History and time period
Arcadia’s modest beginnings started in 1903 when several members of the Jewish Ladies Communal League started an orphanage for 8 Jewish orphaned children and from there it only grew larger. The number of residents expanded significantly and as a result, the orphanage had no choice but to relocate several times over the years to bigger and bigger buildings. The most well-known residents of Arcadia were “Ochberg’s Orphans”: the children who were brought from the Ukraine in 1921 by Mr. Isaac Ochberg. Upon hearing of the Russian revolution post-World War I, Ochberg’s immediate concern was for the Jews who were surely suffering from persecution in his homeland. He was determined to save as many Jewish orphaned children as he could from disease, starvation and ultimate death.

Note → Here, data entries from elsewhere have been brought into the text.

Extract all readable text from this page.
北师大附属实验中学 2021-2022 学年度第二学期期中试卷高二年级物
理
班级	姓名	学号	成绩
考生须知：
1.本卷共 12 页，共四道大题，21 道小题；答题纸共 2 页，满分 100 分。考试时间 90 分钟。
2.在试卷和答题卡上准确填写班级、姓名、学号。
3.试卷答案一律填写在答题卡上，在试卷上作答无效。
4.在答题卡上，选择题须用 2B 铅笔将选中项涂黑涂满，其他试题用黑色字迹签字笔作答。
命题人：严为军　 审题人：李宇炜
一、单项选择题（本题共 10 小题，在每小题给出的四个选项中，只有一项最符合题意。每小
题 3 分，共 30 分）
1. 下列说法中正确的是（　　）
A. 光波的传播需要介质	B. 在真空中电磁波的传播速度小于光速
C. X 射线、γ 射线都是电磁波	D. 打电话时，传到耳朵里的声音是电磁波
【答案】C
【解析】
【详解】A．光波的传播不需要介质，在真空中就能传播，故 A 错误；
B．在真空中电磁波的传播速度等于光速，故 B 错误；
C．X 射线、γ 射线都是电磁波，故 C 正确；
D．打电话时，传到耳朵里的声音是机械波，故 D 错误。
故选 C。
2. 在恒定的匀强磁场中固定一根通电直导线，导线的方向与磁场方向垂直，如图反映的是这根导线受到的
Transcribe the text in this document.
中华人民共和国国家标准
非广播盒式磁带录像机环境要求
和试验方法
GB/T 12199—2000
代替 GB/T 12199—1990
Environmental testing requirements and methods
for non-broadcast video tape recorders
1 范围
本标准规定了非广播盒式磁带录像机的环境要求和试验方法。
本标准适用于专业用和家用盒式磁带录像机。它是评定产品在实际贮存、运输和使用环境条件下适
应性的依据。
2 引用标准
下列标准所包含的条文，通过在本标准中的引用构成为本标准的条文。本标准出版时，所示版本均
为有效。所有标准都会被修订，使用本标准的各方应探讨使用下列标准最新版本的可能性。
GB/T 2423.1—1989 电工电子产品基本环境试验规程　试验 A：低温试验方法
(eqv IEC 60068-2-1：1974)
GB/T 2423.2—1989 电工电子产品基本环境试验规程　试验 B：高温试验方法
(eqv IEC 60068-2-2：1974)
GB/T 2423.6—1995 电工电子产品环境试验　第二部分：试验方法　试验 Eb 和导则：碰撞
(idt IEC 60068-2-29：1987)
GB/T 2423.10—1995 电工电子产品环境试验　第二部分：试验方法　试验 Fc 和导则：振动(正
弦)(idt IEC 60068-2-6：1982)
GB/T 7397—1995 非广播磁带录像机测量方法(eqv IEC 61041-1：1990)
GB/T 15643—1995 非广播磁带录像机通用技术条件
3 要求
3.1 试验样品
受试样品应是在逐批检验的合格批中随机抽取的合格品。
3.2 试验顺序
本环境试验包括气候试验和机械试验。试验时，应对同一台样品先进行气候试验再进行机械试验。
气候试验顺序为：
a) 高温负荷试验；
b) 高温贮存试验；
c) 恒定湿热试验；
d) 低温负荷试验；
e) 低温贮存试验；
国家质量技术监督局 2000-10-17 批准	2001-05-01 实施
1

Ochberg risked his own health in order to save nearly 200 Jewish orphans and brought them back to South Africa. While the majority of the children were brought to the Oranjia Orphanage, the building simply could not care for all of Ochberg’s Orphans and therefore many of them were also sent to Arcadia where Ochberg was a significant benefactor. Here, the orphans were cared for and ultimately adopted by Jewish families.